Abstract

The majority of children and adults with reading disabilities exhibit pronounced difficulties on naming-speed measures such as tests of rapid automatized naming (RAN). RAN tasks require speeded naming of serially presented stimuli and share key characteristics with reading, but different versions of the RAN task vary in their sensitivity: The RAN letters task successfully predicts reading ability, whereas the RAN objects task does not reliably predict reading after kindergarten. In this study we used functional magnetic resonance imaging to evaluate the neural substrates that may underlie performance on these tasks. In two scans during the same test session, adult, average readers covertly rapidly named objects or letters or passively viewed a fixation matrix of plus signs.

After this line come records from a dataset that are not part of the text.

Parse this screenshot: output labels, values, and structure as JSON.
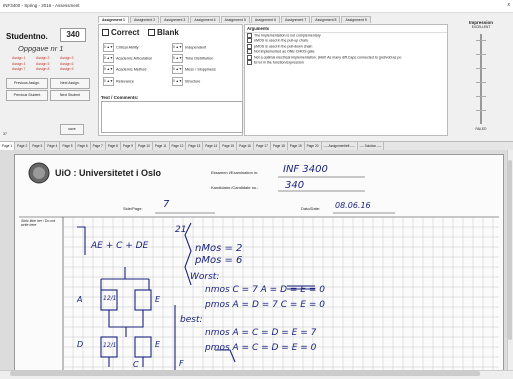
{
  "window": {
    "title": "INF3400 - Spring - 2016 - Assessment",
    "close_glyph": "x"
  },
  "student": {
    "label": "Studentno.",
    "number": "340",
    "task_title": "Oppgave nr 1",
    "assign_links": [
      "Assign 1",
      "Assign 2",
      "Assign 3",
      "Assign 4",
      "Assign 5",
      "Assign 6",
      "Assign 7",
      "Assign 8",
      "Assign 9"
    ]
  },
  "nav": {
    "prev_assign": "Previous Assign.",
    "next_assign": "Next Assign.",
    "prev_student": "Previous Student",
    "next_student": "Next Student",
    "save": "save"
  },
  "assignment_tabs": [
    "Assignment 1",
    "Assignment 2",
    "Assignment 3",
    "Assignment 4",
    "Assignment 5",
    "Assignment 6",
    "Assignment 7",
    "Assignment 8",
    "Assignment 9"
  ],
  "marks": {
    "correct": "Correct",
    "blank": "Blank"
  },
  "criteria": {
    "left": [
      "Critical Ability",
      "Academic Articulation",
      "Academic Method",
      "Relevance"
    ],
    "right": [
      "Independent",
      "Time Distribution",
      "Mess / Sloppiness",
      "Structure"
    ],
    "spin_value": "0 ▲▼"
  },
  "comments_label": "Text / Comments:",
  "arguments": {
    "header": "Arguments",
    "items": [
      "The implementation is not complementary",
      "nMOS is used in the pull-up chain",
      "pMOS is used in the pull-down chain",
      "Not implemented as ONE CMOS gate",
      "Not a optimal electrical implementation. (Hint! As many diff.Caps connected to gnd/vdd as po",
      "Error in the function/expression"
    ]
  },
  "impression": {
    "title": "Impression",
    "top": "EXCELLENT",
    "bottom": "FAILED"
  },
  "status_number": "37",
  "bottom_tabs": [
    "Page 1",
    "Page 2",
    "Page 3",
    "Page 4",
    "Page 5",
    "Page 6",
    "Page 7",
    "Page 8",
    "Page 9",
    "Page 10",
    "Page 11",
    "Page 12",
    "Page 13",
    "Page 14",
    "Page 15",
    "Page 16",
    "Page 17",
    "Page 18",
    "Page 19",
    "Page 20",
    "---- Assignmentleft ----",
    "---- Solution ----"
  ],
  "paper": {
    "university": "UiO : Universitetet i Oslo",
    "exam_label": "Eksamen i/Examination in:",
    "exam_value": "INF 3400",
    "cand_label": "Kandidatnr./Candidate no.:",
    "cand_value": "340",
    "date_label": "Dato/Date:",
    "date_value": "08.06.16",
    "page_label": "Side/Page:",
    "page_value": "7",
    "margin_note": "Skriv ikke her / Do not write here",
    "expr": "AE + C + DE",
    "n1": "21",
    "nmos": "nMos = 2",
    "pmos": "pMos = 6",
    "worst": "Worst:",
    "worst_n": "nmos   C = 7   A = D = E = 0",
    "worst_p": "pmos   A = D = 7   C = E = 0",
    "best": "best:",
    "best_n": "nmos   A = C = D = E = 7",
    "best_p": "pmos   A = C = D = E = 0",
    "lbl_a": "A",
    "lbl_d": "D",
    "lbl_e1": "E",
    "lbl_e2": "E",
    "lbl_c": "C",
    "lbl_f": "F",
    "ratio1": "12/1",
    "ratio2": "12/1"
  }
}
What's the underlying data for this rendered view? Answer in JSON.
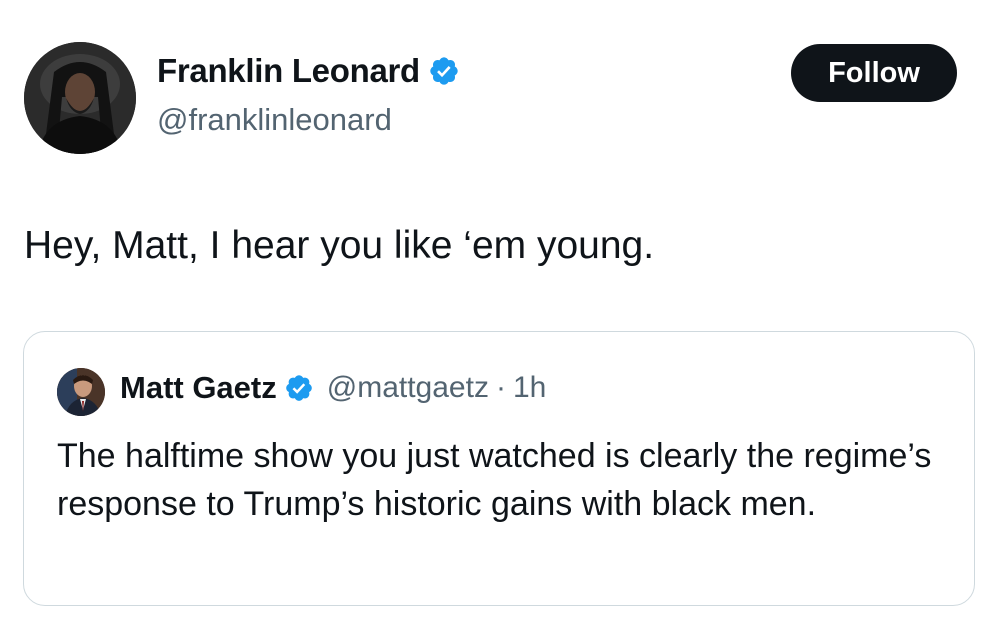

For both rapid naming tasks compared with fixation, activation was found in neural areas associated with eye movement control and attention as well as in a network of structures previously implicated in reading tasks. This reading network included inferior frontal cortex, temporo-parietal areas, and the ventral visual stream. Whereas the inferior frontal areas of the network were similarly activated for both letters and objects, activation in the posterior areas varied by task. The letters task caused greater activation in the angular gyrus, superior parietal lobule, and medial extrastriate areas, whereas object naming only preferentially activated an area of the fusiform gyrus. These results confirm that RAN tasks recruit a network of neural structures also involved in more complex reading tasks and suggest that the RAN letters task specifically pinpoints key components of this network.